Shares of vehicle and associated corporations had been in demand in Monday’s session with Nifty Auto index hitting an over two-year high, up greater than 2 per cent, on expectation of double-digit earnings growth within the October-December quarter (Q3FY21), aided by sturdy volumes.
At 02:20 pm, Nifty Auto index was up 2.14 per cent at 9,950 as in comparison with a 0.79-per cent rise within the Nifty50 index. The auto index hit an intra-day high of 9,970, its highest degree since September 27, 2018.
Thus far within the month of January 2021, the Nifty Auto index has outperformed the market by surging 8 per cent as in comparison with a 3.4-per cent rise within the Nifty50 index.
Among particular person shares, Tata Motors rallied 6 per cent to Rs 211 on the National Stock Exchange (NSE). Ashok Leyland, Maruti Suzuki India, TVS Motor Company, Mahindra & Mahindra, Bharat Forge, MRF and Bajaj Auto from the auto index had been up 2 per cent to 4 per cent.
GNA Axles, Jtekt India, JK Tyre, TVS Srichakra, Jamna Auto Industries, Steel Strips Wheels and Munjal Auto Industries, among the many non-index shares, gained between 4 per cent and 10 per cent.
A wholesome festive interval, components of pent-up demand and channel restocking helped the auto trade stay firmly on the recovery path in Q3FY21. Sales of passenger automobiles (PV), bikes and tractors continued to be buoyant, with a pick-up in truck and scooter gross sales a welcome growth.

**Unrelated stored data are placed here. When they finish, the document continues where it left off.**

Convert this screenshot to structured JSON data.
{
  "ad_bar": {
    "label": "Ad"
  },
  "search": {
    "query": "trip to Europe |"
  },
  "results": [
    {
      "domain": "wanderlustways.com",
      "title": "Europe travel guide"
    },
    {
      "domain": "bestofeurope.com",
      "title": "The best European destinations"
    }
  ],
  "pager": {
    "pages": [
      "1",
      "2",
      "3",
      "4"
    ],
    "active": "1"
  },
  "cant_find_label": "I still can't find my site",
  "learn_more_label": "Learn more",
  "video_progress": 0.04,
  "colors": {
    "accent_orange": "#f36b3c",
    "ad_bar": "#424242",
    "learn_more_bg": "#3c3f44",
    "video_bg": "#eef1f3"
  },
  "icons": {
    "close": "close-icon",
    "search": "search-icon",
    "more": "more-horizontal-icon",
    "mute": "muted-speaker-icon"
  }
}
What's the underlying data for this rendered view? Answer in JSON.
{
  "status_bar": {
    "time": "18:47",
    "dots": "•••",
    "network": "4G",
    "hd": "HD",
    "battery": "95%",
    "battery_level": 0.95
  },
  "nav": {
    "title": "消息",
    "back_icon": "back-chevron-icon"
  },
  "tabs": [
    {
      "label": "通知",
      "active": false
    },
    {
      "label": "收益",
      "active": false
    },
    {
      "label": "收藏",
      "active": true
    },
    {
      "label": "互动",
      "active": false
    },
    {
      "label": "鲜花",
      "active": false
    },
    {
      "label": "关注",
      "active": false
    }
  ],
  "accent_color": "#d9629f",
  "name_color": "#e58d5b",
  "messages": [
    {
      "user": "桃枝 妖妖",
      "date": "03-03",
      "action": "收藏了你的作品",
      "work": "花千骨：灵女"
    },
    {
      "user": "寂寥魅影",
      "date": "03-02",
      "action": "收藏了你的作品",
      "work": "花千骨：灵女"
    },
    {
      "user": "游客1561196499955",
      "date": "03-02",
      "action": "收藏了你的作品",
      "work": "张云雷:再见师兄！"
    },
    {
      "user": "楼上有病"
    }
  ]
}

OEM revenues are anticipated to rise on the again of constant quantity enchancment and higher realizations. Ancillaries with high alternative publicity (battery and tyre corporations) must also report strong growth. The vehicle sector stays a key beneficiary of financial recovery and low-interest charges.
“While topline performance is consequently expected to be strong across our coverage universe, margins are seen contracting sequentially on the back of a sharp rise in key raw materials like metals, rubber & other crude derivatives,” ICICI Securities mentioned in auto sector replace.
“In ancillaries, companies with high exposure to replacement channel (tyre and battery makers) are thought to have outperformed on the topline front. Companies with global exposure (Bharat Forge, Motherson Sumi) are expected to deliver relatively muted performance. Minda Industries and Balkrishna Industries are seen having done well courtesy a pick-up in demand from base industries (domestic 2-W, 4-W & global agri respectively), accompanied by comparatively healthy margin prints,” the brokerage agency mentioned.
Aggregate OPM (ex-Tata Motors) ought to broaden 40 foundation factors (bps) year-on-year (YoY), regardless of a surge in commodity costs, owing to higher scale, worth will increase and cost-cutting efforts, analysts at Emkay Global Financial Services mentioned. Cost-control efforts embody a discount in reductions, advertising and marketing spends, travelling prices and different variable and stuck bills.